Rien sur le Brexit, sur les capacités militaires ou industrielles de tel pays européen, sur le choc des crises financières sur les pays du sud de l’Europe, sur les possibles (ou impossibles) projets européens, sur les opérations maritimes de l’UE… Ni en mode explicatif ni en mode critique ou tout simplement prospectif. Une pauvreté qui tient sans doute au hasard des disponibilités des étudiants. Mais pas seulement. Nous l’avions déjà constaté lors de la rédaction de notre ouvrage sur la PeSDC : autant les travaux d’étudiants étaient nombreux dans le monde francophone dans les années 2000 à 2010 sur les missions, les instruments de la PSDC, autant ils sont plus rares aujourd’hui.
Est-ce le reflet d’une position plus générale ? A suivre de près. Mais il y a aujourd’hui un certain tropisme français, assez répandu dans les rangs militaires, de considérer l’Europe comme un problème plutôt que comme une solution, du moins en matière de sécurité. On semble préférer les sujets exotiques, lointains, plutôt que de s’attacher à mieux connaître et coopérer avec les voisins, jugés peu efficaces, peu entreprenants et peu dotés. Chacun ne jure que par les Britanniques qui demeurent pour les Français l’alpha et l’oméga de la défense européenne. Ce qui semble un (beau) leurre politique.
Cette ignorance dans le champ de la réflexion est plutôt étonnante à l’heure où, justement, la défense a fait irruption dans le champ politique européen au plus haut niveau. Des évolutions notables sont en cours. Il ne se passe pas aujourd’hui une journée à Bruxelles, à Paris et dans les autres capitales européennes où ce sujet n’est pas mentionné, discuté, débattu. L’Europe a (enfin) brisé certains tabous en acceptant de financer des projets de défense et elle sera, certainement, un des points clés de la révision stratégique en cours.
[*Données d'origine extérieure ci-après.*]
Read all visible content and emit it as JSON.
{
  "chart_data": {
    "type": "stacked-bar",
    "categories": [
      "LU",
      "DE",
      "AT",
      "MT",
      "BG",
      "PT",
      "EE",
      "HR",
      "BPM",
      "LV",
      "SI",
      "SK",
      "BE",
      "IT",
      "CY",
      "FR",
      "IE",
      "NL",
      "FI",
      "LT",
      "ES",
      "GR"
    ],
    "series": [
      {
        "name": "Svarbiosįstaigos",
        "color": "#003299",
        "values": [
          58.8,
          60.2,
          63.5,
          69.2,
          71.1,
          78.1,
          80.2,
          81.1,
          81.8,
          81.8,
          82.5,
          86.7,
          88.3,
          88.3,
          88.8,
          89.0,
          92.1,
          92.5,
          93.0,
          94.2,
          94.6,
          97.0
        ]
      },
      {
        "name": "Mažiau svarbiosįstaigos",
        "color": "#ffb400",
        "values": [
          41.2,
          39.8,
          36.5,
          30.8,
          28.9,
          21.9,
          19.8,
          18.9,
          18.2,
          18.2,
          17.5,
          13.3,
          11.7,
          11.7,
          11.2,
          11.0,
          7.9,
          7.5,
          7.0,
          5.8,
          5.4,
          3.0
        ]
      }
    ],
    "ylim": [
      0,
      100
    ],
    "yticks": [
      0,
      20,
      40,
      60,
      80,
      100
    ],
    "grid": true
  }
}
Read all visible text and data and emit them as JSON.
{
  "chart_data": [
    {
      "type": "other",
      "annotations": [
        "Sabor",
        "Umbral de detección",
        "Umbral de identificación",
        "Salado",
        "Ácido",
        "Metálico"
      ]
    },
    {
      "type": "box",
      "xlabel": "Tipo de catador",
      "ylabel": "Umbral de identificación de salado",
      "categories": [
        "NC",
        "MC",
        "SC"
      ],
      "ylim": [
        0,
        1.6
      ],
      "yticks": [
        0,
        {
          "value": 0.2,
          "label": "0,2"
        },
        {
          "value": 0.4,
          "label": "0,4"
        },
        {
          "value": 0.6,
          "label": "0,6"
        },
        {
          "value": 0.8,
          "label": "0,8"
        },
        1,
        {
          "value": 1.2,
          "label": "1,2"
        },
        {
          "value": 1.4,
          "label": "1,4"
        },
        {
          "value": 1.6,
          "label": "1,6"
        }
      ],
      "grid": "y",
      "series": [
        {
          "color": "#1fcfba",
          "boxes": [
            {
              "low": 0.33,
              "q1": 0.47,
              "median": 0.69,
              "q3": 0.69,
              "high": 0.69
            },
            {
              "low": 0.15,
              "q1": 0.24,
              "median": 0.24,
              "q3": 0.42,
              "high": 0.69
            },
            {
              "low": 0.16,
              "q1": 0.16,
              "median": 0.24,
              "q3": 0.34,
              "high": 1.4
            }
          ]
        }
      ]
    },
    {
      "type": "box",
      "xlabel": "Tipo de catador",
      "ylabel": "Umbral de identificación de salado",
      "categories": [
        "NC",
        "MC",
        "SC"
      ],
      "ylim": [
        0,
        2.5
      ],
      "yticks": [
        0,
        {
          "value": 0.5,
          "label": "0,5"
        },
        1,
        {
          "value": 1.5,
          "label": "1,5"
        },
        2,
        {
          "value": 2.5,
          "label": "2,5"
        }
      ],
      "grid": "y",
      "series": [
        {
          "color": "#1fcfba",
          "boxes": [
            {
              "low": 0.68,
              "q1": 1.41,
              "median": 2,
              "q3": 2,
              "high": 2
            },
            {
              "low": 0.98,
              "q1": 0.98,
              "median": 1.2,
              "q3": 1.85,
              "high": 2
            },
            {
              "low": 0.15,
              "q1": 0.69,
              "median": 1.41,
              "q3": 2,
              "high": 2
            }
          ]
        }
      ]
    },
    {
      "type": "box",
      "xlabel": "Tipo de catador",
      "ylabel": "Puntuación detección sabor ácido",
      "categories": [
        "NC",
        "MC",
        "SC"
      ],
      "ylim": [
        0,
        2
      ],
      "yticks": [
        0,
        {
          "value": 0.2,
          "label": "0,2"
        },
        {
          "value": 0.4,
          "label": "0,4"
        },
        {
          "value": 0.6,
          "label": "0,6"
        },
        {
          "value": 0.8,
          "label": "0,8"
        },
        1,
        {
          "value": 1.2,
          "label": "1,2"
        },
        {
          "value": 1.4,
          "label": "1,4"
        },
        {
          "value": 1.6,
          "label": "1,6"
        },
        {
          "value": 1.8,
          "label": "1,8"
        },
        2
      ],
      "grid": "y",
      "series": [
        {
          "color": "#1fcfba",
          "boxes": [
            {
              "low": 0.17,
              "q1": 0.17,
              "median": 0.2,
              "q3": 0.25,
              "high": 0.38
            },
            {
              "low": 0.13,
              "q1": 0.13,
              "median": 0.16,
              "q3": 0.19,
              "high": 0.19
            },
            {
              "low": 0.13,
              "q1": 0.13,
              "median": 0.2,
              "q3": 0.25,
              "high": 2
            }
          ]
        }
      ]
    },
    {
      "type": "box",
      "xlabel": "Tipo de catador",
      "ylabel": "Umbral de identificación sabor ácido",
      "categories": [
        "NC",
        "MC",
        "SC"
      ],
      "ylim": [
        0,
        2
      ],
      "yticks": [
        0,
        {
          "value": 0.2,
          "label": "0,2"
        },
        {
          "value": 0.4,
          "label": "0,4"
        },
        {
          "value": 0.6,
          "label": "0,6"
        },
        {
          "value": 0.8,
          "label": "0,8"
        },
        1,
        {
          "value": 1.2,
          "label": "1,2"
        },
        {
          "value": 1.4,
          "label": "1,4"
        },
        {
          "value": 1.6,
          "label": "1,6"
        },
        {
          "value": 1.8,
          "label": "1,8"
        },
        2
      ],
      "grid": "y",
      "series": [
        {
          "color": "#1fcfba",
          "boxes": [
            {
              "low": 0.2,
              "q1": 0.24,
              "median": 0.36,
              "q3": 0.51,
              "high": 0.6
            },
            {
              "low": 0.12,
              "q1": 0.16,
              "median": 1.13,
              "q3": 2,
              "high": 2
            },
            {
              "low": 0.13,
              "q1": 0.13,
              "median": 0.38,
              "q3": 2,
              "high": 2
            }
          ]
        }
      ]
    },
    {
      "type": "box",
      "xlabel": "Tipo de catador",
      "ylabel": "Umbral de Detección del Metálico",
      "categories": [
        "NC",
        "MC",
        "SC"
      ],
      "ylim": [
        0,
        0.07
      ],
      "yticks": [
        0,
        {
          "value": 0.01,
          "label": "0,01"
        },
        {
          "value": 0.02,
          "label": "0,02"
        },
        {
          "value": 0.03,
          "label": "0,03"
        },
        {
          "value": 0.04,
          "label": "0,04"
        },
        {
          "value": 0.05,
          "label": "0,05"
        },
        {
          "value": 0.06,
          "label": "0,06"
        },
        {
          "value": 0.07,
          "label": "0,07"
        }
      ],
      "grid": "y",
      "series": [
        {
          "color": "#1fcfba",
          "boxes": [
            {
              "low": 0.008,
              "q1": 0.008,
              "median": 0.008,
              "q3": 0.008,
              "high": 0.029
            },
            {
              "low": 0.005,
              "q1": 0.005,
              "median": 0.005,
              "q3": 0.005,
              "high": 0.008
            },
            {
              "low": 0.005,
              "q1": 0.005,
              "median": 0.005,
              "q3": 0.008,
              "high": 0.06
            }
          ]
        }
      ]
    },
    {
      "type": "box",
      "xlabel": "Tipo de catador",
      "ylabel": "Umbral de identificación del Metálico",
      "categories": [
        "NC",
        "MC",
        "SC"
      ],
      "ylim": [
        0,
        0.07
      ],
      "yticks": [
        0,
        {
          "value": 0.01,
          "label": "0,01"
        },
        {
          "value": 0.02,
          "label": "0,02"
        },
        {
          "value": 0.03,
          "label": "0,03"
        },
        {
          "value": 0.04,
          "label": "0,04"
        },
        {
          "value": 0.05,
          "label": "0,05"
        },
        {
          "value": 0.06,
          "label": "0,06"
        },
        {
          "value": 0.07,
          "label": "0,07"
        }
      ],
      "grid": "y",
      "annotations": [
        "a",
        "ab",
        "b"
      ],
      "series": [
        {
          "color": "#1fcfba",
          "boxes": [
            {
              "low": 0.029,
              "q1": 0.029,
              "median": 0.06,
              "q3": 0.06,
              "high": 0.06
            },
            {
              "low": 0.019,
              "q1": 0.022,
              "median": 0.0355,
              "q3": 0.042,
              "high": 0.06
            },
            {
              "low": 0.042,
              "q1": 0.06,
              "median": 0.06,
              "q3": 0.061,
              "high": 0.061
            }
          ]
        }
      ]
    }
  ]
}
Emmanuel Macron a fait de la réforme européenne un de ses axes de gouvernement.
L’Europe de la défense souffre de multiples défauts, certes. Les Européens peuvent apparaître parfois pusillanimes, sans doute. Cela n’enlève pas qu’il importe de bien connaître les ressources et les insuffisances de nos voisins pour pouvoir interagir avec eux, de saisir plus finement les jeux de pouvoirs en cours dans les couloirs européens pour avoir une capacité d’influence et apporter son grain de sel dans ce maelström.